O direito à consulta e consentimento prévio, livre e informado das comunidades que vivem no baixo Teles Pires nunca foi contemplado no processo de planejamento e licenciamento da usina São Manoel.

A forma como a EESM busca ‘negociar’ com as comunidades indígenas as compensações dos impactos causados pela barragem evidencia o racismo institucional da empresa e do Governo Federal, que nada faz para garantir os direitos das populações atingidas pela barragem.

Desde novembro, lideranças indígenas do baixo Teles Pires buscam uma audiência com o Governo, que não atende as solicitações. Os indígenas pedem o cancelamento da LO da São Manoel e que a EESM seja responsabilizada pelos impactos causados na região.

Resistência

No dia 16 de julho, cerca de 200 indígenas ocuparam pacificamente o canteiro de obras da usina São Manoel. No dia 19 de julho, foi realizada uma reunião no canteiro entre as lideranças indígenas, a FUNAI, o MPF e representantes das usinas São Manoel e Teles Pires. Uma série de acordos foram firmados nesta reunião fazendo com que a ocupação fosse encerrada. Estes acordos não foram cumpridos!

Cacique geral do povo Munduruku em reunião realizada no dia 19 de julho com FUNAI, MPF e representantes das usinas São Manoel e Teles pires (foto : Juliana Pesqueira)

O convite para diálogo feito às empresas responsáveis pelas usinas de São Manoel e Teles Pires, foi recusado. Representantes destes empreendimentos não compareceram na audiência com o povo Munduruku na aldeia Missão Cururu entre os dias 28 e 30 de setembro.

Logo após a emissão da LO pelo IBAMA, no dia 11 de setembro, a Associação Indígena Munduruku DACE, do baixo Teles Pires, publicou uma carta denunciando ilegalidades da usina São Manoel e questionando a atuação da Empresa de energia São Manoel (EESM).

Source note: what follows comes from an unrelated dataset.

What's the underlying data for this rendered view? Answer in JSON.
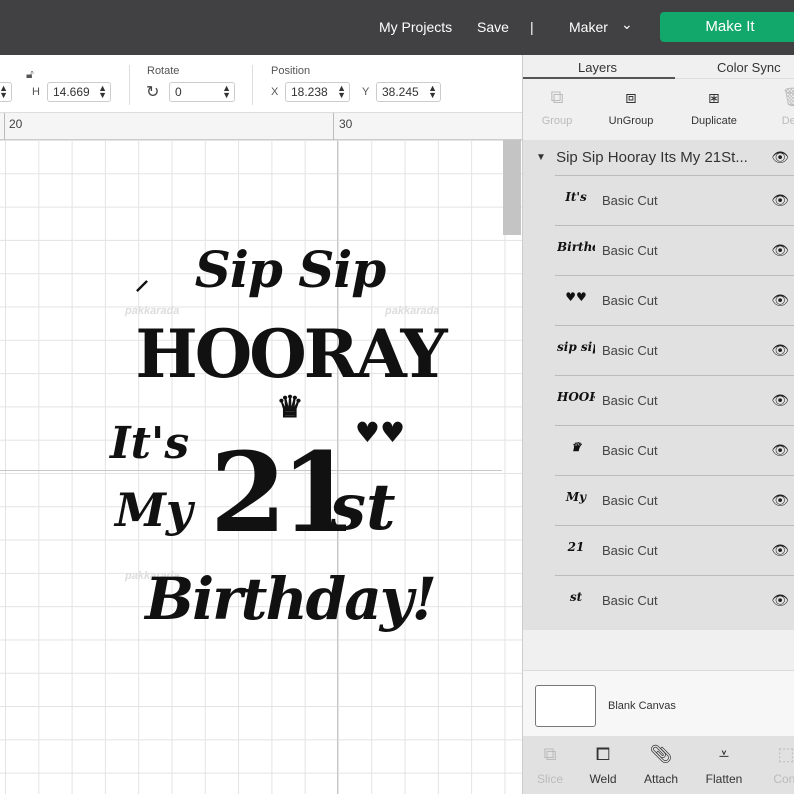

No dia 6 de outubro, lideranças indígenas da aldeia Teles Pires enviaram uma carta/denúncia para o Ministério de Minas e Energia, Funai, IBAMA, IPHAN e MPF exigindo o cancelamento da LO da usina de São Manoel.

Entre os dias 14 e 16 de outubro o povo Munduruku foi visitar as urnas sagradas e foram recebidos pela Força Nacional. Mais uma vez não foram ouvidos pelos poderes que deveriam assegurar seus direitos.

Povo Munduruku em visita às urnas sagradas na cidade de Alta Floresta — MT, é recebido pela Força Nacional (fotos : Pedro Porcé)
Povo Munduruku em visita às urnas sagradas na cidade de Alta Floresta — MT, é recebido pela Força Nacional (fotos : Pedro Porcé)

Complexo

Ao longo do rio Teles Pires, afluente do rio Tapajós, quatro grandes usinas estão em fases avançadas de implantação. As UHEs Sinop e Colíder, com licenciamento prévio e de instalação concedidos pela SEMA-MT, juntas com a UHE Teles Pires (já em funcionamento) e a UHE São Manoel geram inúmeros impactos nas populações e comunidades que vivem ao longo do rio.

Os fatores que contribuem com o grande número de violações são inúmeros: custos mal dimensionados, falta de monitoramento dos Planos Básicos Ambientais (PBAs), ausência de mecanismos de participação social e incompetência das empresas terceirizadas responsáveis pelos projetos de mitigação.